Rebalancing Q

Michael Severino and Jeffery Chalmers are portfolio managers for Parthenon Asset Advisors. Severino and Chalmers both believe that having defined criteria for rebalancing a portfolio provides discipline in their portfolio management process, but they have different opinions on how to go about it. Severino states, “With calendar rebalancing, a portfolio could spend the majority of its existence looking extremely different from the target asset allocation, but trades made to rebalance the portfolio may only have a minor impact on how the portfolio is allocated.” Chalmers replies, “If we use percentage-of-portfolio rebalancing, there may never be a trade placed to rebalance our client portfolios.” With regard to their statements about rebalancing methods:

A) Severino is incorrect; Chalmers is correct. B) Severino is correct; Chalmers is correct. C) Severino is incorrect; Chalmers is incorrect.

B both are correct

I’d have to say theoretically they are both correct - B

A - Chalmers is right.

If the portfolio is extremely different from the target allocation, then the rebalancing trades cannot have a minor impact on the allocation (unless there’s something I haven’t considered).

Sorry, I meant B.

But "… trades made to rebalance the portfolio may only have a minor impact on how the portfolio is allocated.” make little sense to me. How the portfolio is allocated depends on the IPS and market condition, not on trade and rebalancing.

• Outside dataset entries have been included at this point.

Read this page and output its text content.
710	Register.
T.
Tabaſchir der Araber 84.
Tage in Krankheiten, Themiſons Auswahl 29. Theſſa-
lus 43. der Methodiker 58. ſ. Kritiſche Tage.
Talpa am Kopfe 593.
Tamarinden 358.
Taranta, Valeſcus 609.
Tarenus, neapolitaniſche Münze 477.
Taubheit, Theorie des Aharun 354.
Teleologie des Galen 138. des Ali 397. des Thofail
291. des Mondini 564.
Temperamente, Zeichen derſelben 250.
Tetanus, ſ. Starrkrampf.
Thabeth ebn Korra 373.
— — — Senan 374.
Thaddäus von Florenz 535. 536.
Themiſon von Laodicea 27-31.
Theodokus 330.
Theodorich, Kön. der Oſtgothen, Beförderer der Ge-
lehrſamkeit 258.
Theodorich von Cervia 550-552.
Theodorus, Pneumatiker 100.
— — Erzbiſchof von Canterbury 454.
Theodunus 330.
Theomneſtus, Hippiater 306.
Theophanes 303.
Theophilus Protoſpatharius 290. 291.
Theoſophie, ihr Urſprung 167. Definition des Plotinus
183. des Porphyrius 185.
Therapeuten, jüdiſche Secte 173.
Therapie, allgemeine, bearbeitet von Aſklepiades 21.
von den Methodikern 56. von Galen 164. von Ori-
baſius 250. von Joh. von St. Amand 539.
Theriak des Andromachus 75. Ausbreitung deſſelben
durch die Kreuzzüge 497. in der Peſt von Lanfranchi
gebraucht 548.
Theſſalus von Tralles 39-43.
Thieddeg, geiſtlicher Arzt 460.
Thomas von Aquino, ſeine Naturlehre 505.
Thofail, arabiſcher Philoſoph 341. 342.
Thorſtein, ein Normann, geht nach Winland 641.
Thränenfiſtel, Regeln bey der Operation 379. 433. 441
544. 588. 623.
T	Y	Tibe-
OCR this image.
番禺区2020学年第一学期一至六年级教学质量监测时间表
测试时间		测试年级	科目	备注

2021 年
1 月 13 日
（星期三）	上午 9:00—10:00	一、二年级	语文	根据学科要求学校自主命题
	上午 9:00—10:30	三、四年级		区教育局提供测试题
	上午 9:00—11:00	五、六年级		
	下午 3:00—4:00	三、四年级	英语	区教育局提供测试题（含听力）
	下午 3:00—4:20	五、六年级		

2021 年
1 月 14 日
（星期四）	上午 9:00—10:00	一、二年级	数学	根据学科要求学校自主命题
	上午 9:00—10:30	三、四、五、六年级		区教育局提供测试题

Chalmers can be correct if the assets are sufficiently correlated.

My thought on this is if say the portfolio undertakes a quarterly rebalancing schedule then for 2.5 months between each rebalancing date the portfolio could be way out of wack, but then right before rebalancing time rolls around it comes back to the policy allocation and so the actual trades needed are minor. if the portfolio does this every qtr, it could spend most of its life far from policy allocations, but require minimal trading impact each rebalancing date.

If the assets are sufficently correlated, calenda rebalancing also actualy do no action. But what happen if these assets move in different direction?

I think both wrong.

Correct Ans is B.

Hence the word “may” ?

It is an outlier…just like: a portfolio may have -100% return or have a return of infinity.